Pas besoin de vous faire un dessin, la planète ne tourne plus rond. La tempête de Noël 1999, les inondations de 2002, la canicule de l’été dernier, rien qu’en France, les signes de dérèglement du climat se multiplient et commencent à inquiéter les plus incrédules. Il devient vital de diminuer les émissions de Nox, HC et CO d’une part, et de l’autre, celles de CO2.

Certes le gaz carbonique n’est pas un polluant toxique, mais comme chacun sait, il participe majoritairement à l’effet de serre, cause du réchauffement planétaire qui nous menace. (www.ademe.fr et www.notre-planete.info). En France, sur le total des rejets de CO2, l’automobile et les transports en représentent un tiers. Si on considère l’évolution du parc mondial évalué à 700 millions de véhicules motorisés aujourd’hui, qui devrait passer à 1,2 milliards en 2020, on prend conscience de l’urgence, d’autant que les dégâts de l’effet de serre sont en partie irréversibles.

En attendant la pile à combustible

Avant que la solution de la pile à combustible qui ne rejettera que des gouttelettes d’eau à l’échappement ne se généralise (pas avant vingt ans et premiers modèles de grande série vers 2010), une poignée de constructeurs dont Toyota propose d’ores et déjà une solution intermédiaire réaliste, l’hybridation.

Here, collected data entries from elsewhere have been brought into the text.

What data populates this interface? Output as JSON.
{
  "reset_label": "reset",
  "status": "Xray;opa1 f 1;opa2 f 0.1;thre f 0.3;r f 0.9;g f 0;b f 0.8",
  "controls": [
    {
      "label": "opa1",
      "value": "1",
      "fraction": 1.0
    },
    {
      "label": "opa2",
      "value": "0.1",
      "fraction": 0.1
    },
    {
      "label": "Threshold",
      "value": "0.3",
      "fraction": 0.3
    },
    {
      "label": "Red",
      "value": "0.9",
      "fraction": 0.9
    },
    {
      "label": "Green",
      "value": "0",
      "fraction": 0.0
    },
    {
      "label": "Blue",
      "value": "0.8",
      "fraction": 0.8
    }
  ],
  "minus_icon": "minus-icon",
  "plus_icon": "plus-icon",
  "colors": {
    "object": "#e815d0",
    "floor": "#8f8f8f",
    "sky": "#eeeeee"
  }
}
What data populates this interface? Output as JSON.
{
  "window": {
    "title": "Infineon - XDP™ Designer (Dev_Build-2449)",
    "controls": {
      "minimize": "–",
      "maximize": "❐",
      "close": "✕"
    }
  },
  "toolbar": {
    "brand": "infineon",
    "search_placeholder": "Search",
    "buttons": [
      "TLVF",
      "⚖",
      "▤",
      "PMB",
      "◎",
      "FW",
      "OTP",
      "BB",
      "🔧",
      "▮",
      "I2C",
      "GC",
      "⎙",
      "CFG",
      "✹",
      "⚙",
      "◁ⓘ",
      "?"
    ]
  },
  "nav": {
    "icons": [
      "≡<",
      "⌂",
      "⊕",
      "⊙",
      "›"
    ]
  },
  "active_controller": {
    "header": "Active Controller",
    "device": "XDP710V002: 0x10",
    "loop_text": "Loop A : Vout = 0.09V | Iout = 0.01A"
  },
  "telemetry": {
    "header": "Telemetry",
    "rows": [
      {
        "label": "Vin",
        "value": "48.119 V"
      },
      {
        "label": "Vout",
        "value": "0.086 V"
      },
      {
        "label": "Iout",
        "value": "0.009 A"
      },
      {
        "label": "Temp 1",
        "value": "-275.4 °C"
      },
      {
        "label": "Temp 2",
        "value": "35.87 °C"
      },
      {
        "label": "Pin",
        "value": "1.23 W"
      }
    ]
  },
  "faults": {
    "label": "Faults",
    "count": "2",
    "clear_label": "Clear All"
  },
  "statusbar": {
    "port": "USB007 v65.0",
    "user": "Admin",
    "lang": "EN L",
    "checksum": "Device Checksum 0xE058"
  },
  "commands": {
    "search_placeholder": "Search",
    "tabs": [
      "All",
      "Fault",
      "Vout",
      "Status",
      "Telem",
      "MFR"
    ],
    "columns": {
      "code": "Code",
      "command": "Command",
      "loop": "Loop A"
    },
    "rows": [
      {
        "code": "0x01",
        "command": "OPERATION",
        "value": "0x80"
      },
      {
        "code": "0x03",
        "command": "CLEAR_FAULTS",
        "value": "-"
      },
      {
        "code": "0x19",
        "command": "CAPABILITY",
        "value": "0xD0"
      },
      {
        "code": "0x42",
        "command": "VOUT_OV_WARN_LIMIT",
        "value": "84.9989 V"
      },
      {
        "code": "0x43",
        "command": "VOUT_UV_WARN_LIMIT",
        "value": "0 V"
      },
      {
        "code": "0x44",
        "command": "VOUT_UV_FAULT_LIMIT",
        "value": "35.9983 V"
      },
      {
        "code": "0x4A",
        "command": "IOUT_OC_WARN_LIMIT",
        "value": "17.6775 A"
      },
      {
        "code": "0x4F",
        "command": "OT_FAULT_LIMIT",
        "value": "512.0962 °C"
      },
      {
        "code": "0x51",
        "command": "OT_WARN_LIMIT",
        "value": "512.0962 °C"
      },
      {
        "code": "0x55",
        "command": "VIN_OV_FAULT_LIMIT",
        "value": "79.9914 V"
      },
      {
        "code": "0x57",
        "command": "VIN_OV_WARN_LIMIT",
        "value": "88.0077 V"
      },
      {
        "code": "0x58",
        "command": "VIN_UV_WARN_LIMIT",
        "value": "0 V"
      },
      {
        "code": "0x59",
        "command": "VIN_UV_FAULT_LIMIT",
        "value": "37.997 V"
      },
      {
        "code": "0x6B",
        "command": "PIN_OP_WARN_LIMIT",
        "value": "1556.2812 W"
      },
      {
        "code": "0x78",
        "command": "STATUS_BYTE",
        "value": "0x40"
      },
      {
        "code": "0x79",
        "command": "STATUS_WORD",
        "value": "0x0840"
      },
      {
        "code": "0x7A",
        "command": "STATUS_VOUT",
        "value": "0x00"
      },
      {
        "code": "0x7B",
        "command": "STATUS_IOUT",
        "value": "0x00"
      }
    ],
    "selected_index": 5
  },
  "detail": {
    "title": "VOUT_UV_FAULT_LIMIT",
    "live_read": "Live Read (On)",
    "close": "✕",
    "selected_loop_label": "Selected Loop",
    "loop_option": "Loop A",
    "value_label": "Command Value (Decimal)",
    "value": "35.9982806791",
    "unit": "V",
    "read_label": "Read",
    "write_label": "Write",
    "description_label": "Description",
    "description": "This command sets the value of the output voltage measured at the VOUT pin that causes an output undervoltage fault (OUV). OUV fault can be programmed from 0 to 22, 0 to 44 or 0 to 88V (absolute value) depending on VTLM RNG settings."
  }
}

L’hybridation la plus aboutie qui soit

Première voiture hybride de série commercialisée au monde, dès 1997 au Japon, et légèrement retouchée fin 2000 à son arrivée en Europe, la Prius a connu une belle carrière avec 130 000 unités vendues jusqu’à fin 2003. Présentée en septembre dernier au salon de Francfort, la Prius II améliore le concept à tous les niveaux. En fait, la première, déjà géniale dans son principe par sa transmission et par sa capacité à choisir la bonne source d’énergie motrice au bon moment – dans la mesure du possible, se contentait d’apporter globalement des prestations proches de la Honda Civic IMA.

La nouvelle fait exploser ses potentialités, elle propose l’hybridation la plus aboutie qui soit, mettant pleinement à profit l’apport de son moteur électrique sophistiqué. Ses performances avoisinent et bien souvent dépassent celles d’une Avensis 2.0 D-4D de 116 ch, avec des rejets et une conso nettement plus faibles. Cette auto révolutionnaire sera commercialisée à partir du 15 mars 2004.